May 282011
 

“If any guy ever WOKE ME UP to ask me what color my eyes are, I’d be like, ‘Fuck you, motherfucker! You should have every facet of me memorized because I am the best thing that will ever happen to you!’ as I detached their penis with hedge-clippers,” I spat to Henry during the 86729864389317409 listen of Dance Gavin Dance’s “Blue Dream,” which ends with a recording of a phone call asking just that.

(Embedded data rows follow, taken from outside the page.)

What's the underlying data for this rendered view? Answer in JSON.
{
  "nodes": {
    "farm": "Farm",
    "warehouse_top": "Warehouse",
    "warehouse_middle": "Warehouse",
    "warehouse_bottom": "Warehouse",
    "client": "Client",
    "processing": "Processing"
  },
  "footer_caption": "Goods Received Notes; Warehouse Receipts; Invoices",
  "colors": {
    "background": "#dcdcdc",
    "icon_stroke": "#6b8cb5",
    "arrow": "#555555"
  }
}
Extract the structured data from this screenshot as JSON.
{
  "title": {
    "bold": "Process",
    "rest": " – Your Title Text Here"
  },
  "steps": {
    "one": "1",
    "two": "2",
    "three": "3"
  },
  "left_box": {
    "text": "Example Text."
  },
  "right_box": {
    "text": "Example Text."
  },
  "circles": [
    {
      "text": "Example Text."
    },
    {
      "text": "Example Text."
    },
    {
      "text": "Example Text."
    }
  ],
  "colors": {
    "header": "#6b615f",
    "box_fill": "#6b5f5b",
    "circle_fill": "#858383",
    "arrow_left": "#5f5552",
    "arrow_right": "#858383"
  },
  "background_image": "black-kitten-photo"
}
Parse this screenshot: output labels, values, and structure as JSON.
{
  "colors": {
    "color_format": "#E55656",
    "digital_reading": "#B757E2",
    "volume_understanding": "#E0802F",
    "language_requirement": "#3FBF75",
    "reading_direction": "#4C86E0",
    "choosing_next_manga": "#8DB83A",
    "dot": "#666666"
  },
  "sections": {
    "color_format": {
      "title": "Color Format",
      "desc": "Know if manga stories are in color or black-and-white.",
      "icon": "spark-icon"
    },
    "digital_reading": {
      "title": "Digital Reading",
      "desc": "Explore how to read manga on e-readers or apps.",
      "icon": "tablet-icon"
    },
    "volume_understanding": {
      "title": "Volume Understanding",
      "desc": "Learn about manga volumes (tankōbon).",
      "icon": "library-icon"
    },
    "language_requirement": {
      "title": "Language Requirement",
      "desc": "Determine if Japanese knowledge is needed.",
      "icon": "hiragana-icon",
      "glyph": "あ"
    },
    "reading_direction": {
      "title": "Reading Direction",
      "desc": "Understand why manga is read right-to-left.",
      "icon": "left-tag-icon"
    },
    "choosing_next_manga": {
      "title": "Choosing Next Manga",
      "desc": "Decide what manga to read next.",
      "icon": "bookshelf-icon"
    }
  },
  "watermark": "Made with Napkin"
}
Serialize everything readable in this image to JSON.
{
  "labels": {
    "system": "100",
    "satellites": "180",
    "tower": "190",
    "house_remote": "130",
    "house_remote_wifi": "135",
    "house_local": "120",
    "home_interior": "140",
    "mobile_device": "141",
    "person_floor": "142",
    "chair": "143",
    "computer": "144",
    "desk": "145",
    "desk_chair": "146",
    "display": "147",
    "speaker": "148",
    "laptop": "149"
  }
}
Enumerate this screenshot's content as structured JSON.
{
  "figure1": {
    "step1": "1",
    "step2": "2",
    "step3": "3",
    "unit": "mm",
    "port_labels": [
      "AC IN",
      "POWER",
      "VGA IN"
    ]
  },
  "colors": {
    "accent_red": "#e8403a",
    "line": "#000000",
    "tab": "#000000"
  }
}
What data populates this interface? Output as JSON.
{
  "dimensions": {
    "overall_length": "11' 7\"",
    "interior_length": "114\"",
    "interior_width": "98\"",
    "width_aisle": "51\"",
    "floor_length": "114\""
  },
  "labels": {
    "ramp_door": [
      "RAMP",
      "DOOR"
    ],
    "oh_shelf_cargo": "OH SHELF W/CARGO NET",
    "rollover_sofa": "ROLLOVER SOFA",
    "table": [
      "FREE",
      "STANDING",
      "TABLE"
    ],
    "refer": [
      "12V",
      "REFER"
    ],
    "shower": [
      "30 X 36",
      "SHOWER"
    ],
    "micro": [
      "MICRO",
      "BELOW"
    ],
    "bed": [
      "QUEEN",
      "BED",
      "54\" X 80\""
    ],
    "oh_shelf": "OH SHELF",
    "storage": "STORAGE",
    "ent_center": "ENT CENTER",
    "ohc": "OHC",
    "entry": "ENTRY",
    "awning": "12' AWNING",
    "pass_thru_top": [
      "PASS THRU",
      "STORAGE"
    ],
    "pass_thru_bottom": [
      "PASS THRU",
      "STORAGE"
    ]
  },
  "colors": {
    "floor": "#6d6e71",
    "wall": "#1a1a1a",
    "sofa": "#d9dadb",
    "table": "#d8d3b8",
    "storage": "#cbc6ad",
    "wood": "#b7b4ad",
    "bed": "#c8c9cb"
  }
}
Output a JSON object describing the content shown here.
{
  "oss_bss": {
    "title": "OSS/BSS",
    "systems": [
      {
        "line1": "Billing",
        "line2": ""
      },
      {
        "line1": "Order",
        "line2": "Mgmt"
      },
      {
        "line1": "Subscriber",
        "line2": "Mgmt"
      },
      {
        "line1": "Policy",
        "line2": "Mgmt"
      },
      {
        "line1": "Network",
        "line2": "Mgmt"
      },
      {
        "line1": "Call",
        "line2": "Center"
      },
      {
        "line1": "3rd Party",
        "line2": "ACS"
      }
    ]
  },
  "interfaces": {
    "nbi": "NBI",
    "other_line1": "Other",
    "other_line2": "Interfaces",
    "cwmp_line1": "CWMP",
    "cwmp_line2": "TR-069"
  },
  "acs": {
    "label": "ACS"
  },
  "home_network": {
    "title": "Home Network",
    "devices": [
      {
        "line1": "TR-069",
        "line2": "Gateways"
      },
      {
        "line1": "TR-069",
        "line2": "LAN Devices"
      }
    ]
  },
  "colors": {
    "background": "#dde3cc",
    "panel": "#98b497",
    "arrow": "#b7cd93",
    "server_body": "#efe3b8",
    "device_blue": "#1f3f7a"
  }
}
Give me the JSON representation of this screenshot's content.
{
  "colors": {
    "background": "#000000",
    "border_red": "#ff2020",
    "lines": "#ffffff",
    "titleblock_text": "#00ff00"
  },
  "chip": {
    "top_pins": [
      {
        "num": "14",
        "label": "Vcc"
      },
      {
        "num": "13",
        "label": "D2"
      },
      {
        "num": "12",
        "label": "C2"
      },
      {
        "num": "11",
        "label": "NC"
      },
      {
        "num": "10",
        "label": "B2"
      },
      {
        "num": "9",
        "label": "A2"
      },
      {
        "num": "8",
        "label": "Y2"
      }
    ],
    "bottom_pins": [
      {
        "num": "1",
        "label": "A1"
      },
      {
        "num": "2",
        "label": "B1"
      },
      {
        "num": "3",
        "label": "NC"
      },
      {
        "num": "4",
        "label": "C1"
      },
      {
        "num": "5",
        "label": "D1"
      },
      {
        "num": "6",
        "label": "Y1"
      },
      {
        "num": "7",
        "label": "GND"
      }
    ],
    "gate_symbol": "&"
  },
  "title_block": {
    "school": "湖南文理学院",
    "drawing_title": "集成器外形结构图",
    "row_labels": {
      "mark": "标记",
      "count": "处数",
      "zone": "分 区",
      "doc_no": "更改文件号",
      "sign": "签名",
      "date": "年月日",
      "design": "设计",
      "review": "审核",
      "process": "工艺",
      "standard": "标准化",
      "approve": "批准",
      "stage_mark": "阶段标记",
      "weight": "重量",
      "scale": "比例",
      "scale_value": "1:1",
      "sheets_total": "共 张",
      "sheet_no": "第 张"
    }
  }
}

I should have just kept my mouth shut, allowed (what’s left of) Henry’s wavering male worth to be fumigated by my strong female independence, but instead I went on to add, “Unless it was Jonny Craig. Then I’d be all, ‘Why, what color do you want them to be? Tell me AND I WILL MAKE THEM CHANGE!'” I said this in a very weak and feminine tone, with a hint of floral and batting eyelashes. Because even though he’s a veritable petri dish for new and exciting STD strands, and has rodent eyes, I would drop Henry for him like a sack of hot balls.

Henry looked at me with a certain visage that made me think he finally realized he stinks of sewage. “You’re pathetic,” he sneered.

I just single-handedly fucked Girl Power in its liberated Susan Powter vagina. I HAVE MY WEAKNESSES  TOO, OK.

(I have no idea where Susan Powter came from, but go with it.)